Sorry, I should have explained it in more details,

> Also, your example is incomplete; the below is a test for scale_stime();
> from this we can see that the division results in too large a number,
> but, important for our use-case in cputime_adjust(), it is a step
> function (due to loss in precision) and for every plateau we shift
> runtime into the wrong bucket.

Yes.

> Your proposed function works; but is atrocious,

Agreed,

> esp. on 32bit.

Yes... but lets compare it with the current implementation. To simplify,
lets look at the "less generic" version I showed in reply to this patch:

	static u64 scale_stime(u64 stime, u64 rtime, u64 total)
	{
		u64 res = 0, div, rem;

		if (ilog2(stime) + ilog2(rtime) > 62) {
			div = div64_u64_rem(rtime, total, &rem);
			res += div * stime;
			rtime = rem;

			int shift = ilog2(stime) + ilog2(rtime) - 62;
			if (shift > 0) {
				rtime >>= shift;
				total >>= shift;
				if (!total)
					return res;
			}
		}

		return res + div64_u64(stime * rtime, total);
	}

So, if stime * rtime overflows it does div64_u64() twice while the
current version does a single div_u64() == do_div() (on 32bit).

Even a single div64_u64() is more expensive than do_div() but afaics
a) not too much and b) only if divisor == total doesn't fit in 32bit
and I think this is unlikely.

So I'd say it makes scale_stime() approximately twice more expensive
on 32bit. But hopefully fixe the problem.

> Included below is also an x86_64 implementation in 2 instructions.
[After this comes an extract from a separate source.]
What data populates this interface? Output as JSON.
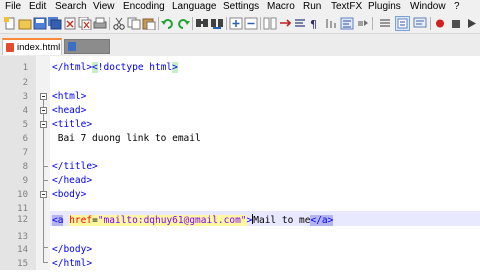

But we need the arch-neutral implementation anyway, the code above
is the best I could invent.

But see below!

> I'm still trying see if there's anything saner we can do...

Oh, please, it is not that I like my solution very much, I would like
to see something more clever.

> static noinline u64 mul_u64_u64_div_u64(u64 a, u64 b, u64 c)
> {
> 	u64 q;
> 	asm ("mulq %2; divq %3" : "=a" (q) : "a" (a), "rm" (b), "rm" (c) : "rdx");
> 	return q;
> }

Heh. I have to admit that I didn't know that divq divides 128bit by
64bit. gcc calls the __udivti3 intrinsic in this case so I wrongly
came to conclusion this is not simple even on x86_64. Plus the fact
that linux/math64.h only has mul_u64_u64_shr()...

IIUC, the new helper above is not "safe", it generates an exception
if the result doesn't fit in 64bit. But scale_stime() can safely use
it because stime < total.

So may be we can do

	static u64 scale_stime(u64 stime, u64 rtime, u64 total)
	{
		u64 res = 0, div, rem;

		#ifdef mul_u64_u64_div_u64
		return mul_u64_u64_div_u64(stime, rtime, total);
		#endif

		if (ilog2(stime) + ilog2(rtime) > 62) {
			div = div64_u64_rem(rtime, total, &rem);
			res += div * stime;
			rtime = rem;

			int shift = ilog2(stime) + ilog2(rtime) - 62;
			if (shift > 0) {
				rtime >>= shift;
				total >>= shift;
				if (!total)
					return res;
			}
		}

		return res + div64_u64(stime * rtime, total);
	}

?

Oleg.